Tari pakarena adalah tari klasik yang pada masa kerajaan hanya ditampilkan di Istana. Dalam perkembangannya, setidaknya sejak abad ke-20, Tari Pakarena mengalami perubahan dan penyesuaian sehingga muncul berbagai versi dan kemudian ditampilkan sebagai pertunjukan hiburan, termasuk pada pernikahan seperti di film ini. Namun demikian, Tari Pakarena klasik masih bertahan dan dipertunjukkan pada acara-acara tertentu. Sebagai warisan budaya takbenda Indonesia, tari pakarena ditetapkan pada tahun 2013.
5. Songkok Recca’
Songkok Recca’ atau Songkok To Bone atau Songkok Pamiring Ulaweng, baru saja ditetapkan sebagai warisan budaya takbenda Indonesia pada tahun 2018 ini. Songkok Recca’ adalah penutup kepala laki-laki yang bentuknya seperti peci dengan piggiran bagian bawah berwarna emas.
Di film ini, Songko Recca beberapa kali terlihat dikenakan pada pesta pernikahan, sebagaimana fungsinya sebagai pelengkap pakaian adat laki-laki. Selain itu terdapat juga sebuah adegan dimana Athirah memakaikan Songkok Recca pada Ucu’ (Yusuf Kalla) sambil mengucapkan harapannya agar kelak Ucu menjadi pembesar yaitu Gubernur. Seperti kita ketahui, harapan Athirah tersebut terlampaui oleh pencapaian Ucu’ yang berhasil menjadi wakil presiden RI selama dua periode.
6. Pinisi
Pinisi adalah kapal layar bertiang dua yang merupakan kapal khas Bugis-Makassar. Kapal yang mengantarkan para pelaut ulung asal Bugis-Makassar mengarungi samudera sampai nun jauh di negeri asing. Masih segar dalam ingatan, Seni Pembuatan Perahu Pinisi telah diakui UNESCO sebagai Warisan Budaya Takbenda Dunia pada 2017. Dan sebagai warisan budaya takbenda Indonesia sudah ditetapkan sejak 2013.

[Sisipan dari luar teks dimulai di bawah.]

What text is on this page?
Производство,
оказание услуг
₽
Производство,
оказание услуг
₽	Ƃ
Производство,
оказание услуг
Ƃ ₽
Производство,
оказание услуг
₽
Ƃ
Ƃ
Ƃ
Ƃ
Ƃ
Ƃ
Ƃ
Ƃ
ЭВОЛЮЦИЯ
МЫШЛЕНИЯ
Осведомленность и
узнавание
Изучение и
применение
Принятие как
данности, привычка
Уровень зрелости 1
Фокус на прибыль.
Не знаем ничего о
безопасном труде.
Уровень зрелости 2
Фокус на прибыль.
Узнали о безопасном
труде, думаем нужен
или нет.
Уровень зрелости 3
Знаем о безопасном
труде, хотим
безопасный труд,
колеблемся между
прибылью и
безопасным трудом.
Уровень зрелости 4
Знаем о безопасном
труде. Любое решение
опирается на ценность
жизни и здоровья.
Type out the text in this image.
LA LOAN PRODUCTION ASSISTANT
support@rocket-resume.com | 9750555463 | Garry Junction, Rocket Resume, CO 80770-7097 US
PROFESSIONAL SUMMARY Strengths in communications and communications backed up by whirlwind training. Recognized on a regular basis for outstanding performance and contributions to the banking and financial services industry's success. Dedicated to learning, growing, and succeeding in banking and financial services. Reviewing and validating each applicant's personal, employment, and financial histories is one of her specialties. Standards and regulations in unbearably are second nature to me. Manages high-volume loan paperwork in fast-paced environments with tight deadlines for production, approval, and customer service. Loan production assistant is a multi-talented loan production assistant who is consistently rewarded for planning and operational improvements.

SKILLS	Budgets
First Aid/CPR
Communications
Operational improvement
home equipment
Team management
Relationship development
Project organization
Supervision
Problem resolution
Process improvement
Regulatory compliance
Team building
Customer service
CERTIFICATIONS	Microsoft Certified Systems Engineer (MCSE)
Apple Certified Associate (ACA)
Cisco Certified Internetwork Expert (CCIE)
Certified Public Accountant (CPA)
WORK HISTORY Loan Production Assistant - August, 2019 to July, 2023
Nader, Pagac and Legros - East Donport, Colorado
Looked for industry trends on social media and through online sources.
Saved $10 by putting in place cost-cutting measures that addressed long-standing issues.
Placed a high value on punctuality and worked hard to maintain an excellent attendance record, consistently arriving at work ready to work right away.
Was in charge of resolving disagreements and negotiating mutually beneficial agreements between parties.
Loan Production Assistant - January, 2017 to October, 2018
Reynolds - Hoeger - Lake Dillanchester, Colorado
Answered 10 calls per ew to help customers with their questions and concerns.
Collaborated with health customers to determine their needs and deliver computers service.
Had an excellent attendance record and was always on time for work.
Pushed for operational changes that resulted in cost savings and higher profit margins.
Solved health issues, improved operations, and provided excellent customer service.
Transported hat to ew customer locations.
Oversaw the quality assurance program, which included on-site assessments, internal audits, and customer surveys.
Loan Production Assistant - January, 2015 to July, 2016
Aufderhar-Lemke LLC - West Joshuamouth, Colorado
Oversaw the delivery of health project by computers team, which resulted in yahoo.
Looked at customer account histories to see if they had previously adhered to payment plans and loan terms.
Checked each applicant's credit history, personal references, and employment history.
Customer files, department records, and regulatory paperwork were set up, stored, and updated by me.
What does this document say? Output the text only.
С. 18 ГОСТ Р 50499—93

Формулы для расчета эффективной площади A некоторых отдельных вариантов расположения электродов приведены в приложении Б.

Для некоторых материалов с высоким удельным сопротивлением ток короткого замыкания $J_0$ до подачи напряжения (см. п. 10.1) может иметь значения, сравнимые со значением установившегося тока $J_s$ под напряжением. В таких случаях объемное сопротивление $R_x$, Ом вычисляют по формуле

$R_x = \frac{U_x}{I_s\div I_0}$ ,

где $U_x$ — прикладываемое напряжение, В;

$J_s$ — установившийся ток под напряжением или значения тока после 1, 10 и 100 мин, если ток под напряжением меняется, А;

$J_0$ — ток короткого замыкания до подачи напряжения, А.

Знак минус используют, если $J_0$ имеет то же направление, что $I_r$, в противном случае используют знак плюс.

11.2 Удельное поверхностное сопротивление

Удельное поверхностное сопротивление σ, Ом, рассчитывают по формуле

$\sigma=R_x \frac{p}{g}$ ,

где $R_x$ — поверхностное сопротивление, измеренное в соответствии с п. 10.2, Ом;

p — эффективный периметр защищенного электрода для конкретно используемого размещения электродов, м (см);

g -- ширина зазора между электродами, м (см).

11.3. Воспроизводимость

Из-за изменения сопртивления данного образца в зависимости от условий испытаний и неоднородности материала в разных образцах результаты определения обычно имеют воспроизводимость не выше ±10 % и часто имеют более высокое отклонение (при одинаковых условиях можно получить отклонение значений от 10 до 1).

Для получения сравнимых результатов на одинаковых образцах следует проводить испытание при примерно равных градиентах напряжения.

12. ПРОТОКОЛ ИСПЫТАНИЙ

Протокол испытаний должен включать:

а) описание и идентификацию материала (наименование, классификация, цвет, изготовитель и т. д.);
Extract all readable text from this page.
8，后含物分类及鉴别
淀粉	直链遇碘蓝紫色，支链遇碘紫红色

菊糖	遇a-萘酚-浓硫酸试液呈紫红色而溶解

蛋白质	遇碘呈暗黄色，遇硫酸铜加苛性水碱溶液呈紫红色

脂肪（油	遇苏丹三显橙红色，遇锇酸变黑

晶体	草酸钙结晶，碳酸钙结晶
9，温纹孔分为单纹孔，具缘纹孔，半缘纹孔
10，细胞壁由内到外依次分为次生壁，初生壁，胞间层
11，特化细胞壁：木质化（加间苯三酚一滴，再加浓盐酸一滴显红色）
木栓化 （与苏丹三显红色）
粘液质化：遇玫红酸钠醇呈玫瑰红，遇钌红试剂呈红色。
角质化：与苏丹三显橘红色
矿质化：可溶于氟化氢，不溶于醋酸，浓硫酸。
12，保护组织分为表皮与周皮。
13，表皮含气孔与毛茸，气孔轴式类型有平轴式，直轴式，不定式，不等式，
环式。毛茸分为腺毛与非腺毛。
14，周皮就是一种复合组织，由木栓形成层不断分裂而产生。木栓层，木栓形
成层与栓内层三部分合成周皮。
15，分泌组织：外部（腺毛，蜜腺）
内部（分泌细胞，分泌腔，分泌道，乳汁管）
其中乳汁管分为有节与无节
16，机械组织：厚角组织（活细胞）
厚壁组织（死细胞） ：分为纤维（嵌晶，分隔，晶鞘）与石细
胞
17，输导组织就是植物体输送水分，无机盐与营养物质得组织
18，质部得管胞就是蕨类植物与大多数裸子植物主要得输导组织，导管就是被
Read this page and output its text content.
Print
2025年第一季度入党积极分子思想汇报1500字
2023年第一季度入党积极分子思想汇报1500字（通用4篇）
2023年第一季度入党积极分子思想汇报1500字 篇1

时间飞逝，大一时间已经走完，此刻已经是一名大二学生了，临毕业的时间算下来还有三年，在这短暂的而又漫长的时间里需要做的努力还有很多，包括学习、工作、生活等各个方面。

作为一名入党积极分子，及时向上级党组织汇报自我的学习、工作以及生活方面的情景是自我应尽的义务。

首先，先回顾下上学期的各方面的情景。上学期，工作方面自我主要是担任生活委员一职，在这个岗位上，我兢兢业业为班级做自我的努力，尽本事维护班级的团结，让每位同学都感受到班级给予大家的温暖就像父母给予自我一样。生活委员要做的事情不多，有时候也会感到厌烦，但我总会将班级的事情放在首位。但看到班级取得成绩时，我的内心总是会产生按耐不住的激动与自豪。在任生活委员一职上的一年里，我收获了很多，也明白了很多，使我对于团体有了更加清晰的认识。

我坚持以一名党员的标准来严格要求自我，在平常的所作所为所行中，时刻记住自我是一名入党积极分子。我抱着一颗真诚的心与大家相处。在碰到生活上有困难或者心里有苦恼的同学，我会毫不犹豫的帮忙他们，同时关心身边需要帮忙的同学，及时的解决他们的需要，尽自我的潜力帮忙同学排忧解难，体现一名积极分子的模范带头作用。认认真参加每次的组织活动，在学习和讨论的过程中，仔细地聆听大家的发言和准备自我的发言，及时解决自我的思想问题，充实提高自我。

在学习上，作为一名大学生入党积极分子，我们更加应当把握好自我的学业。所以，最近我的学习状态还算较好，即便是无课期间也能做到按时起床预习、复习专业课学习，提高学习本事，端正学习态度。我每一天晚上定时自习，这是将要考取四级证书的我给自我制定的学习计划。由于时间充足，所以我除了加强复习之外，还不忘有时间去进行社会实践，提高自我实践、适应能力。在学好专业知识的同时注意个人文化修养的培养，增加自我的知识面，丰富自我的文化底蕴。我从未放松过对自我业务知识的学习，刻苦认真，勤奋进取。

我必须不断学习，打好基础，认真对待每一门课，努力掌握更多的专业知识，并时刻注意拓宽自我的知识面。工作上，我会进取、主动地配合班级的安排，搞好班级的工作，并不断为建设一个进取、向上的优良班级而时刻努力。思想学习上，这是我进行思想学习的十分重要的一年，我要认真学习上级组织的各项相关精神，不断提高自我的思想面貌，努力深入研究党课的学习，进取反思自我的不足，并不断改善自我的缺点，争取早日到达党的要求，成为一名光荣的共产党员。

Di film ini penampakan pinisi hanya sekilas, yaitu saat Ucu’ bermain bola di Pelabuhan Paotere yang memang menjadi pelabuhan utama tempat bersandarnya kapal-kapal Pinisi di Makassar. Meski sekilas namun tiang-tiang layar Pinisi terlihat jelas dan sangat mudah dikenali.
7. Badik
Badik yaitu senjata tajam khas Bugis – Makassar, terlihat dikenakan oleh mempelai pria pada adegan pembuka film. Juga dipegang seseorang seperti Bissu (pendeta agama Bugis Kuno masa pra Islam), yang bertugas menjemput mempelai pria.
Badik yang telah ditetapkan sebagai warisan budaya takbenda pada tahun 2014, bagi masyarakat Bugis-Makassar selain sebagai senjata juga merupakan pusaka dan berkaitan dengan harga diri atau siri’.